My Lords, can the Minister explain how the Government will square the circle of announcing their stated ambition on tackling climate change, while at the same time awarding new licences for oil and gas extraction and approving a new coal mine?

The noble Baroness raises an interesting question. This demonstrates very clearly the transition that we are going through, from fossil fuels to renewable energy. She will know that the Government have a clear policy of moving to renewable energy. It is a transition, during which we will still need oil and—I hope to a much lesser extent—coal to get us from A to Z. I appreciate that it is a complex area, but that is the Government’s position.

My Lords, who is the Minister responsible for the Met Office? I am sorry to say that it used to be me.

My Lords, does my noble friend the Minister agree that, with the changes in weather patterns—intense heat followed by very short, sharp but intense showers—surface water has been identified as an increasing problem since 2007? Will he address the issue of highways authorities not having responsibility for surface water run off? This is one of the greatest causes of pollution in our rivers and it needs to be addressed where it joins with combined sewers and enters people’s homes and our rivers.

It would probably be best if I wrote to my noble friend about this. She has raised a range of issues which I do not have time to go into today. I will write to her in due course.

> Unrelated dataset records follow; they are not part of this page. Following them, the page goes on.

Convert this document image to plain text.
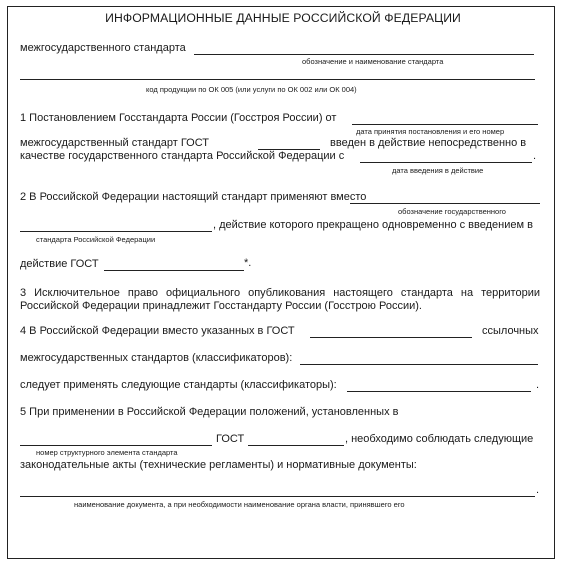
ИНФОРМАЦИОННЫЕ ДАННЫЕ РОССИЙСКОЙ ФЕДЕРАЦИИ
межгосударственного стандарта
обозначение и наименование стандарта
код продукции по ОК 005 (или услуги по ОК 002 или ОК 004)
1 Постановлением Госстандарта России (Госстроя России) от
дата принятия постановления и его номер
межгосударственный стандарт ГОСТ	введен в действие непосредственно в
качестве государственного стандарта Российской Федерации с	.
дата введения в действие
2 В Российской Федерации настоящий стандарт применяют вместо
обозначение государственного
, действие которого прекращено одновременно с введением в
стандарта Российской Федерации
действие ГОСТ	*.
3 Исключительное право официального опубликования настоящего стандарта на территории
Российской Федерации принадлежит Госстандарту России (Госстрою России).
4 В Российской Федерации вместо указанных в ГОСТ	ссылочных
межгосударственных стандартов (классификаторов):
следует применять следующие стандарты (классификаторы):	.
5 При применении в Российской Федерации положений, установленных в
ГОСТ	, необходимо соблюдать следующие
номер структурного элемента стандарта
законодательные акты (технические регламенты) и нормативные документы:
.
наименование документа, а при необходимости наименование органа власти, принявшего его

My Lords, rising temperatures obviously go hand in hand with rising sea levels and coastal erosion. The latter is having a particularly serious impact on parts of the Norfolk coast. Can the Minister confirm to the House that a previous policy of managed decline is no longer in place and that we will do all we can to help the communities affected by the impact of such events?

My noble friend will be aware that the Government have committed north of £5 billion for flooding and coastal erosion. We are now half way through that programme. I will write to my noble friend specifically about the Norfolk coast.

My Lords, does that Minister agree that, with the need to cut emissions and the growth in the amount of power that our nation requires, there is a real need to speed up the provision of nuclear power to ensure that we have green energy?

My Lords, as the Minister will know, net zero is impossible without decarbonising heating. The clean heat market mechanism is a crucial part of that. Does he recognise its importance? Will he refute media speculation that the Government are considering a U-turn on it? Will he make representations to boiler manufacturers that are unfairly passing these costs on to consumers?

Again, I will write to the right reverend Prelate in due course. I am doing rather a lot of writing today, am I not? This is a broad subject which I am slowly getting my head around.

My Lords, further to the question from the right reverend Prelate, is it not important that everyone realises that passing on the cost to consumers is not unfair—this is what is going to happen? In pursuing our policy, we have to be aware of this cost and phase it in over time. It is completely irresponsible to move ahead of people’s ability to pay.

I entirely agree with my noble friend. The communication on this transition has not been entirely well presented. A transition to a green energy future is going to cost a significant amount of money. I concur with my noble friend’s view on this.